Answer:
89%.
Explanation:
We'll begin by writing the balanced equation for the reaction. This is given below:
2Li + 2H2O —> 2LiOH + H2
Next, we shall determine the masses of Li and H2O that reacted and the mass of LiOH produced from the balanced equation.
This is illustrated below:
Molar mass of Li = 7 g/mol
Mass of Li from the balanced equation = 2 x 7 = 14 g
Molar mass of H2O = (2x1) + 16 = 18 g/mol
Mass of H2O from the balanced equation = 2 x 18 = 36 g
Molar mass of LiOH = 7 + 16 + 1 = 24 g/mol
Mass of LiOH from the balanced equation = 2 x 24 = 48 g
Summary:
From the balanced equation above,
14 g of Li reacted with 36 g of H2O to produce 48 g of LiOH.
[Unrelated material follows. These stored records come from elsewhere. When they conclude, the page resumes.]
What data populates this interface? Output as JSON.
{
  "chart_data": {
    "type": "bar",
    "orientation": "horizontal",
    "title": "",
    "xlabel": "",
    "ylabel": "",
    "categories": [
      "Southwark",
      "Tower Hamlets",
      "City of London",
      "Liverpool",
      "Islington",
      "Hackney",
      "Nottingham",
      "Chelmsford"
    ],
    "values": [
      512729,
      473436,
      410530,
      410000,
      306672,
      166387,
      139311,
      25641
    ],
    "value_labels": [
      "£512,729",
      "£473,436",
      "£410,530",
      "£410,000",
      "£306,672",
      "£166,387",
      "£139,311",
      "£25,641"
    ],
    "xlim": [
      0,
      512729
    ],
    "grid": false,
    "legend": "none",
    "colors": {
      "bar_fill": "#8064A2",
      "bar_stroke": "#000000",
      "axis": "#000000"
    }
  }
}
Next, we shall determine the limiting reactant. This can be obtained as follow:
From the balanced equation above,
14 g of Li reacted with 36 g of H2O.
Therefore, 7.4 g of Li will react with = (7.4 x 36)/14 = 19.03 g of H2O.
From the calculation made above, we can see that it will take a higher amount i.e 19.03 g than what was given i.e 10.2 g of H2O to react completely with 7.4 g of Li.
Therefore, H2O is the limiting reactant and Li is the excess reactant.
Next, we shall determine the theoretical yield of LiOH.
In this case we shall use the limiting reactant.
The limiting reactant is H2O and the theoretical yield of LiOH can be obtained as follow:
From the balanced equation above,
36 g of H2O reacted to produce 48 g of LiOH.
Therefore, 10.2 g of H2O will react to produce = (10.2 x 48)/36 = 13.6 g of LiOH.
Therefore, the theoretical yield of LiOH is 13.6 g
Finally, we shall determine the percentage yield of LiOH. This can be obtained as follow:
Actual yield = 12.1 g
Theoretical yield = 13.6 g
Percentage yield =..?
Percentage yield = Actual yield /Theoretical yield x 100
Percentage yield = 12.1/ 13.6 x 100
Percentage yield = 89%
Therefore, the percentage yield LiOH is 89%.